MHD simulation of relaxation transition to a flipped relaxed state in spherical torus

Recently, it has been demonstrated in the HIST device that in spite of the violation of the Kruskal-Shafranov stability condition, a normal spherical torus (ST) plasma has relaxed to a flipped ST state through a transient reversed-field pinch-like state when the vacuum toroidal field is decreased and its direction is reversed [1]. It has been also observed during this relaxation transition process that not only the toroidal field but also the poloidal field reverses polarity spontaneously and that the ion flow velocity is strongly fluctuated and abruptly increased up to $>$ 50 km/s.
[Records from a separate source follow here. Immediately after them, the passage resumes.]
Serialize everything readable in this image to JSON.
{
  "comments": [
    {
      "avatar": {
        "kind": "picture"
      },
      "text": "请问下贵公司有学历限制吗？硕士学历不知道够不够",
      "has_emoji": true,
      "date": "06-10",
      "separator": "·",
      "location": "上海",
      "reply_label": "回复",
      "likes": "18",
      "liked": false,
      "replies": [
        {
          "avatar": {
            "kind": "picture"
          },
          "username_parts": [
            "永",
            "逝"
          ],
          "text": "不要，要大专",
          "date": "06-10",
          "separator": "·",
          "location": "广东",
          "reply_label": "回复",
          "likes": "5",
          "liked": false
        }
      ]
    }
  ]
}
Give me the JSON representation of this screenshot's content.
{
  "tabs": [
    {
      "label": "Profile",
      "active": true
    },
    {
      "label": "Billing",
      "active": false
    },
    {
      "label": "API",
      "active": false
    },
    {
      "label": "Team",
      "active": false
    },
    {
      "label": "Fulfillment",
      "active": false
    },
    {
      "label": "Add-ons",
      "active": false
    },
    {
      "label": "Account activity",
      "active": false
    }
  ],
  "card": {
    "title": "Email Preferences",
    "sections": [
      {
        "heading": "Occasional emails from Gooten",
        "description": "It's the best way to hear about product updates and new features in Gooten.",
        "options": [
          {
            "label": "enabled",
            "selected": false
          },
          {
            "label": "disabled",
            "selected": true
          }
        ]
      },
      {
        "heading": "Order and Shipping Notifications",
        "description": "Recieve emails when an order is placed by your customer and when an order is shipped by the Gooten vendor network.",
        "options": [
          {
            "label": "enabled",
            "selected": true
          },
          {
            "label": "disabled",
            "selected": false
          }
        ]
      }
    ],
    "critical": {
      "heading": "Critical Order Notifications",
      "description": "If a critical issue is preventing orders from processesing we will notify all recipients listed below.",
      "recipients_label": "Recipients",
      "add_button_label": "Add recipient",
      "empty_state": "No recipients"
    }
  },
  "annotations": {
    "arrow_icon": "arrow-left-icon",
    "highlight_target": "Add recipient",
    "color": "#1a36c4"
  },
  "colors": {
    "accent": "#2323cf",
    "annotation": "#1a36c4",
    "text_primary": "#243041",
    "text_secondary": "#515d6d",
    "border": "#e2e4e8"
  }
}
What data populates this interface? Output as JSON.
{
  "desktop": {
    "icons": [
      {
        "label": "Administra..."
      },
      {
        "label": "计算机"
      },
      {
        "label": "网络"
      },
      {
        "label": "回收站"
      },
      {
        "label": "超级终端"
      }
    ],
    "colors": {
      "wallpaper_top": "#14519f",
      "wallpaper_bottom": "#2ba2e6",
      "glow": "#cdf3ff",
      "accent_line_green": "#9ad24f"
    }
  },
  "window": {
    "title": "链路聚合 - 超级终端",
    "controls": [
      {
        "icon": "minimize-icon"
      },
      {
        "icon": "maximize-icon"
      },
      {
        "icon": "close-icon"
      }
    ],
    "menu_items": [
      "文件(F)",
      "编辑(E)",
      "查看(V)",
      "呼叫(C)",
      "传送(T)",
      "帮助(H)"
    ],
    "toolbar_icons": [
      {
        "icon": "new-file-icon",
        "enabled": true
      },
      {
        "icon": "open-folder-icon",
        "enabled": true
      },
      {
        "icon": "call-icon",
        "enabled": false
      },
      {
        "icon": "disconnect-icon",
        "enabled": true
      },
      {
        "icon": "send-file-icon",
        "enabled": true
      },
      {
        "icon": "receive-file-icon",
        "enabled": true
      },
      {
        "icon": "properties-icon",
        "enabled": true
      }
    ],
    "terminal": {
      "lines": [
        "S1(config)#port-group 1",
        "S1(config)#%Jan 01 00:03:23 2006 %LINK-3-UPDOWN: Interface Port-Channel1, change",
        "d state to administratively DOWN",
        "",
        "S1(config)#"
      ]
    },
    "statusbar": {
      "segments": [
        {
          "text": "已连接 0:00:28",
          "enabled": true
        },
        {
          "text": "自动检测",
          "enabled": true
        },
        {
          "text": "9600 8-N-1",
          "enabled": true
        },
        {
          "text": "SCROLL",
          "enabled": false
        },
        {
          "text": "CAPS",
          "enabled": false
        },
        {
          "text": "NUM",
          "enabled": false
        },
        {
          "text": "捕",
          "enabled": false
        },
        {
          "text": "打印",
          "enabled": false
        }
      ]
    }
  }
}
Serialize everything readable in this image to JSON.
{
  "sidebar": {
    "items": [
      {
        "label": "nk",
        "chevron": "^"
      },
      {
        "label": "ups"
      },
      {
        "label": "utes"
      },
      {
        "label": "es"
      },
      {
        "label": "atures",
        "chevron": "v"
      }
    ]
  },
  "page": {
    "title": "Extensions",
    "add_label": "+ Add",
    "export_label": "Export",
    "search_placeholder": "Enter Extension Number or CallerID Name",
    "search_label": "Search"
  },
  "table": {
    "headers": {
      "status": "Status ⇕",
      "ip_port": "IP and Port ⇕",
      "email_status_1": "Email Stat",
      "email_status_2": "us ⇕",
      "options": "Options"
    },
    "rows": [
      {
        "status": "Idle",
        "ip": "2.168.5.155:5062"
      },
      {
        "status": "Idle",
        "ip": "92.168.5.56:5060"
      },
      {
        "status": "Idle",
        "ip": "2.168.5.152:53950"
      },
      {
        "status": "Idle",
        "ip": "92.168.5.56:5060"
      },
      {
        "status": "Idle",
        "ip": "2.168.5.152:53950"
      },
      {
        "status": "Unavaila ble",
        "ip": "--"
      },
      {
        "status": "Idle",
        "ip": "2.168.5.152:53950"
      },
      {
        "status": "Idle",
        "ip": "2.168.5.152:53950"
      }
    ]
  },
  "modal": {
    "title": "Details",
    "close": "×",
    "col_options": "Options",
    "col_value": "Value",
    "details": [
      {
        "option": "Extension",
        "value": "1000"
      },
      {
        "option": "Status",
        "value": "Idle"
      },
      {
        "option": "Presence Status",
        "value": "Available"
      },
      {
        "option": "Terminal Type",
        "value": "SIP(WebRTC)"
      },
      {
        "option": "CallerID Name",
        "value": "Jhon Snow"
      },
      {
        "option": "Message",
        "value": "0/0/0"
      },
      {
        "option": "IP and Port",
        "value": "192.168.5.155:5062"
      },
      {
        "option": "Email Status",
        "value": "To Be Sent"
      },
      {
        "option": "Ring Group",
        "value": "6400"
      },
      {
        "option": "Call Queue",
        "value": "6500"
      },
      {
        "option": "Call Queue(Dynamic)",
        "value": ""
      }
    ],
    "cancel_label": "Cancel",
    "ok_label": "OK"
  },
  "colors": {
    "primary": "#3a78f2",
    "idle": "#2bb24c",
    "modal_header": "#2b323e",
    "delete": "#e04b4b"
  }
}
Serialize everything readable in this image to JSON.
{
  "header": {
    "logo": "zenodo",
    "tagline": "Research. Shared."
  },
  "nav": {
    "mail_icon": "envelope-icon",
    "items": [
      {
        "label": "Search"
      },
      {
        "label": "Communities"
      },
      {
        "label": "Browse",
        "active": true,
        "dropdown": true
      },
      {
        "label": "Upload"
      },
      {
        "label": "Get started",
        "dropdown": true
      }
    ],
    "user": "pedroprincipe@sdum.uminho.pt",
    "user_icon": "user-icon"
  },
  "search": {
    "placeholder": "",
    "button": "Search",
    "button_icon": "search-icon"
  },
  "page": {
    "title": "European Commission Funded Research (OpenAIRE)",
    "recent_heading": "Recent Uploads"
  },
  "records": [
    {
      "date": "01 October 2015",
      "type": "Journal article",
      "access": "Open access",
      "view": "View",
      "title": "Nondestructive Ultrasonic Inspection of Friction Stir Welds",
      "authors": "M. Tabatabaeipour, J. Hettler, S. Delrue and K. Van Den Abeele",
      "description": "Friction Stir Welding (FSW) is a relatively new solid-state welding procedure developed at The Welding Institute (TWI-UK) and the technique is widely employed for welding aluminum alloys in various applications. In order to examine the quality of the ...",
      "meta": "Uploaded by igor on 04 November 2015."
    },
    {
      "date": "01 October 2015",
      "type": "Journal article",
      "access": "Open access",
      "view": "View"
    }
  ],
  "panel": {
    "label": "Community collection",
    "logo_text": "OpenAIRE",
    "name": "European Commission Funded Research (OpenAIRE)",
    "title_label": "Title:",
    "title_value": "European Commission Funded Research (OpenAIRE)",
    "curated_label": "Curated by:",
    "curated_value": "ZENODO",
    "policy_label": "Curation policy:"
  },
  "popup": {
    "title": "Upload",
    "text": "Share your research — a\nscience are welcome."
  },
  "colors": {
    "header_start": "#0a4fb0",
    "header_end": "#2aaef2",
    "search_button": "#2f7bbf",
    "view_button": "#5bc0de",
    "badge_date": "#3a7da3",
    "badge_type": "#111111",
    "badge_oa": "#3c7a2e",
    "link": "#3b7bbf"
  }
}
The purpose of the present study is to investigate the plasma flows and the relevant MHD relaxation phenomena to elucidate this transition mechanism by using three-dimensional MHD simulations [2]. It is found from the numerical results that the magnetic reconnection between the open and closed field lines occurs due to the non-linear growth of the $n$=1 kink instability of the central open flux, generating the toroidal flow $\sim $ 60 km/s in the direction of the toroidal current. The $n$=1 kink instability and the plasma flows driven by the magnetic reconnection are consider to be responsible for the self-reversal of the magnetic fields. [1] M. Nagata \textit{el al}., Phys. Rev. Lett. \textbf{90}, 225001 (2003). [2] Y. Kagei \textit{el al}., Plasma. Phys. Control. Fusion \textbf{45}, L17 (2003).